The irony is that many atheists don't deny that atheism makes you sad. As George Bernard Shaw, puts it:
The fact that a believer is happier than a skeptic is no more to the point than the fact that a drunken man is happier than a sober one. The happiness of credulity is a cheap and dangerous quality of happiness, and by no means a necessity of life.”
Here we see that Shaw admits the believer is happier but tries to feel superior by saying it's just emotions, like getting drunk, and even calls happiness a dangerous quality. Better to be a somber and joyless cynic I suppose.
Well why is the atheist sad and unhappy compared to the believer? Well I think this was answered by the famous atheist Bertrand Russell, in a Free Man's Worship he writes:
That Man is the product of causes which had no prevision of the end they were achieving; that his origin, his growth, his hopes and fears, his loves and his beliefs, are but the outcome of accidental collocations of atoms; that no fire, no heroism, no intensity of thought and feeling, can preserve an individual life beyond the grave; that all the labours of the ages, all the devotion, all the inspiration, all the noonday brightness of human genius, are destined to extinction in the vast death of the solar system, and that the whole temple of Man’s achievement must inevitably be buried beneath the débris of a universe in ruins—all these things, if not quite beyond dispute, are yet so nearly certain, that no philosophy which rejects them can hope to stand.
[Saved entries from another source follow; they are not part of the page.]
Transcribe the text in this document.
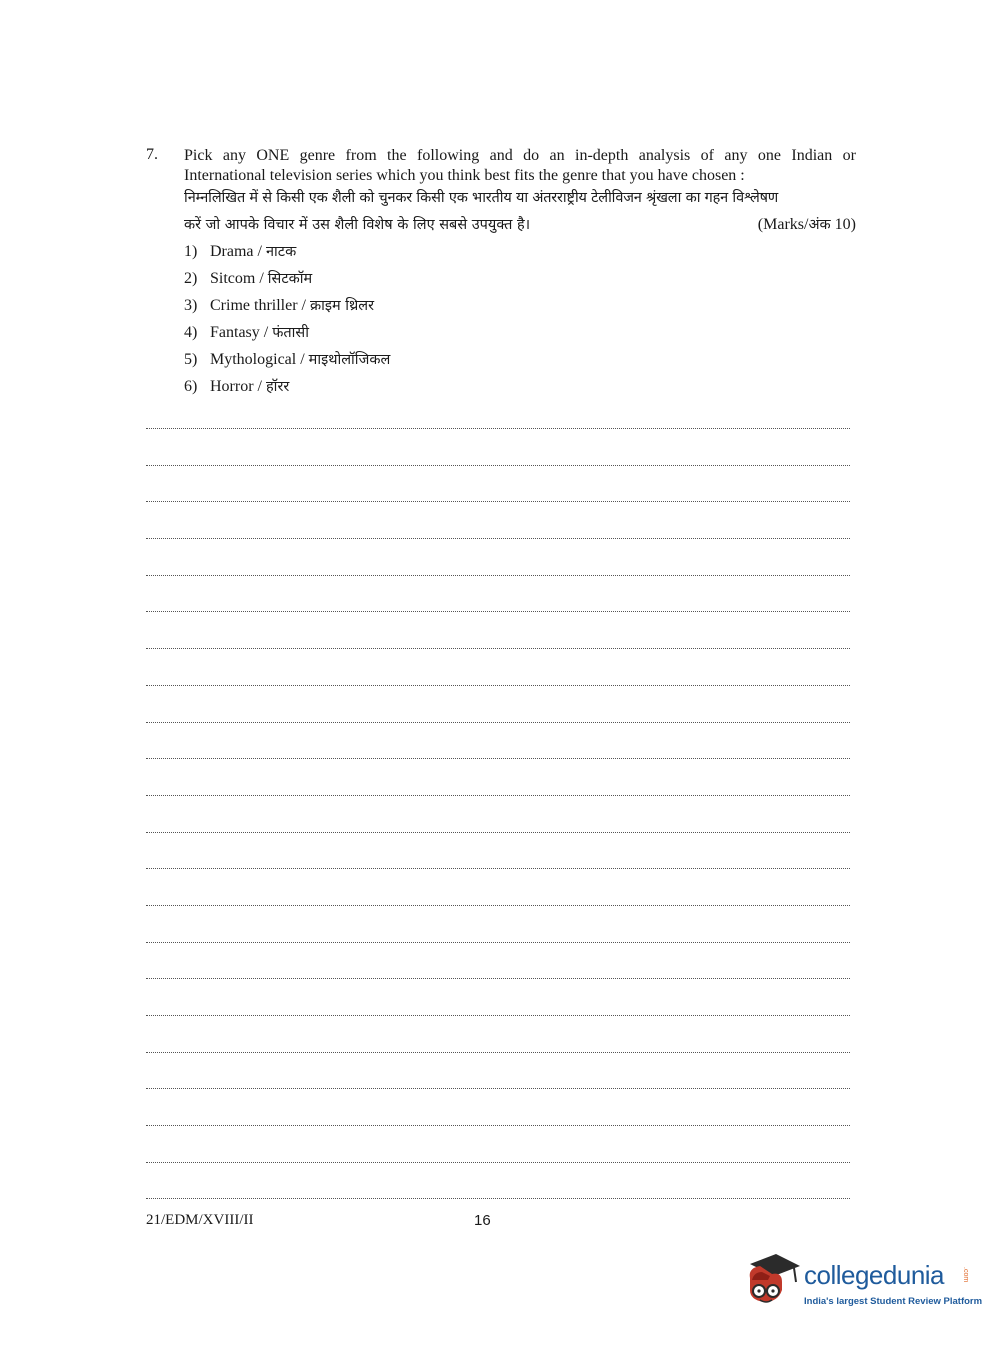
7. Pick any ONE genre from the following and do an in-depth analysis of any one Indian or
International television series which you think best fits the genre that you have chosen :
निम्नलिखित में से किसी एक शैली को चुनकर किसी एक भारतीय या अंतरराष्ट्रीय टेलीविजन श्रृंखला का गहन विश्लेषण
करें जो आपके विचार में उस शैली विशेष के लिए सबसे उपयुक्त है।	(Marks/अंक 10)
1) Drama / नाटक
2) Sitcom / सिटकॉम
3) Crime thriller / क्राइम थ्रिलर
4) Fantasy / फंतासी
5) Mythological / माइथोलॉजिकल
6) Horror / हॉरर
21/EDM/XVIII/II	16
collegedunia	.com
India's largest Student Review Platform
Only within the scaffolding of these truths, only on the firm foundation of unyielding despair, can the soul’s habitation henceforth be safely built.”
How uplifting! What a pep talk, "only on the firm foundation of unyielding despair, ..." I think I'd rather have unyielding hope and faith in Something, thank you very much.
I then thought about atheistic literature and how depressing it is. Reading the book The Stranger by Albert Camus, really opened my eyes to the existential emptiness of atheism. You really feel the meaninglessness of life as perceived by the atheist character. When I compare that feeling of depressing meaninglessness and unyielding despair portrayed in that book to the Gospels and other religious texts, there is a distinct difference in emotional tone and feeling it gives me.
So at the end of the day I do not like atheism. I do not like it's ultimate message and how it makes me feel sad. I want to feel joy. I want to feel good. I want to feel uplifted. I want to feel that life has meaning and purpose and there is some divine magic within the mystery of existence.